Still some parents can’t go to the store without their children, for example, and it might seem scary to take their masked child to a place where adults might be without masks. Your child’s facial coverings do help.

“They do have considerable protection because that is a barrier to other people’s droplets and aerosols, and you’re going to diminish the volume of exposure of infectious material that might be spewed out by the unvaccinated person,” Vermund said. “So, yes they derive protection.”

What do the guidelines mean for immunocompromised children?

Parents of immunocompromised children will probably take as many precautions as they have been. Cennimo said that these families always needed to adhere to different public health measures to protect their children.

“You’ve already been mindful of that, if you have been raising an immunocompromised child. COVID-19 is, of course, very scary for you.
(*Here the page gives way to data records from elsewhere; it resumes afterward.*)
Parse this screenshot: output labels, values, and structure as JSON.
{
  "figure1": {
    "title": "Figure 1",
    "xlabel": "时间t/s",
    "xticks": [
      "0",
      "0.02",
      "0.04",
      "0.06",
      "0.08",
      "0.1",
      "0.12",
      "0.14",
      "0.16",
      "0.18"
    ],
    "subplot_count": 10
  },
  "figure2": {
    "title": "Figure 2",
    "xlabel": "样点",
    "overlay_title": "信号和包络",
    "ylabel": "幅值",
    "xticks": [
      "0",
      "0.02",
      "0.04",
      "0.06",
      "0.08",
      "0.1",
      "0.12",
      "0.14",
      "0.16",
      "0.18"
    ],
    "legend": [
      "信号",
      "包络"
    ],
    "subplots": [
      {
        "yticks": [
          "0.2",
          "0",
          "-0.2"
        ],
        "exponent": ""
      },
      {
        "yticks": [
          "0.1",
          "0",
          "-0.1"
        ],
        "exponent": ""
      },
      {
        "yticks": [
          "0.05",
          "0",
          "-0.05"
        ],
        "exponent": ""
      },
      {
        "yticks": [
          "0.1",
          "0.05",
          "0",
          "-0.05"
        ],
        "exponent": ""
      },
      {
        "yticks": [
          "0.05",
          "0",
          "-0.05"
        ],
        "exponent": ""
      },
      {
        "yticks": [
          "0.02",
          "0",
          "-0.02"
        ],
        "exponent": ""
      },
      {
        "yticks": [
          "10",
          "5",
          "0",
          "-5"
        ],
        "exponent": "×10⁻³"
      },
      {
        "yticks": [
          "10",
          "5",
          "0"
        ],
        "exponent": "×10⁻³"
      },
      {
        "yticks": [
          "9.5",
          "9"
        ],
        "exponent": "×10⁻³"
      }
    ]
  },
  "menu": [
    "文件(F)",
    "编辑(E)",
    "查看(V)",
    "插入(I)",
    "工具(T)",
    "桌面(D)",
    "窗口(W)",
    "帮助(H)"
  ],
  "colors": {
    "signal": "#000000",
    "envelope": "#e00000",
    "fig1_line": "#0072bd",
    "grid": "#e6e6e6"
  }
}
But so are a lot of other things,” he said. “I would try to limit exposures but I wouldn’t say that’s different than during the flu season.”

Can unvaccinated children go to camp?

When making the announcement CDC director, Dr. Rochelle Walensky, noted: “We need to look at our travel guidance, our school guidance, our child care guidance and our camp guidance.” While new updates sound like they’re forthcoming, the experts believe that summer camp for some children could be safe.

“We have seen COVID outbreaks at summer camps, but we also have seen summer camps that have done well,” Cennimo said. “Those that did well did really good testing of cohorts. In some ways it’s kind of paradoxical that the sleep-away camps maybe did better.”

That’s likely because sleep-away camps often only allowed children who tested negative to attend and they didn’t leave every day and increase their exposure to COVID-19, he added.

“I would look at what protocols the camps have in place. How they are going to do testing, tracing. Do they have protocols for notification and quarantine,” Cennimo said. “I would make a decision based on that."

Vermund said that camps with older children might even require vaccination for attendance. But younger children can still be safe at summer camp.

“The great outdoors is a friend to all of us,” he said. “The more outdoors, the safer it is.”

While indoor activities, such as sleeping or eating, could increase risk, he urges parents to consider case rates in the area, too, before sending their children off to camp.

“We do have some things going for us this summer, higher vaccine rates in adults, higher vaccinate rates we hope in adolescents, outdoor activities,” he said. “It’s not asking too much for people to wear masks indoors.”

Will the new school year include masks?

As for school, the experts expect that masks will be the norm until younger children can be vaccinated.

“If you look at the CDC data … that informed the safe school openings, the school systems that did well had a high mask retention rate. So those kids were masked all the time,” Cennimo said. “Schools can open and be safe in the presence of everybody wearing a mask. So I have a feeling we would stick with that.”

And for parents who worry that the vaccine might have been rushed, Vermund said that’s just not true.

“We’ve been working on mRNA products for 30 years and these sorts of vaccine concepts have been in development for at least a decade,” he said. “We have one of the most effective and one of the safest vaccines ever and we have the data to prove that.”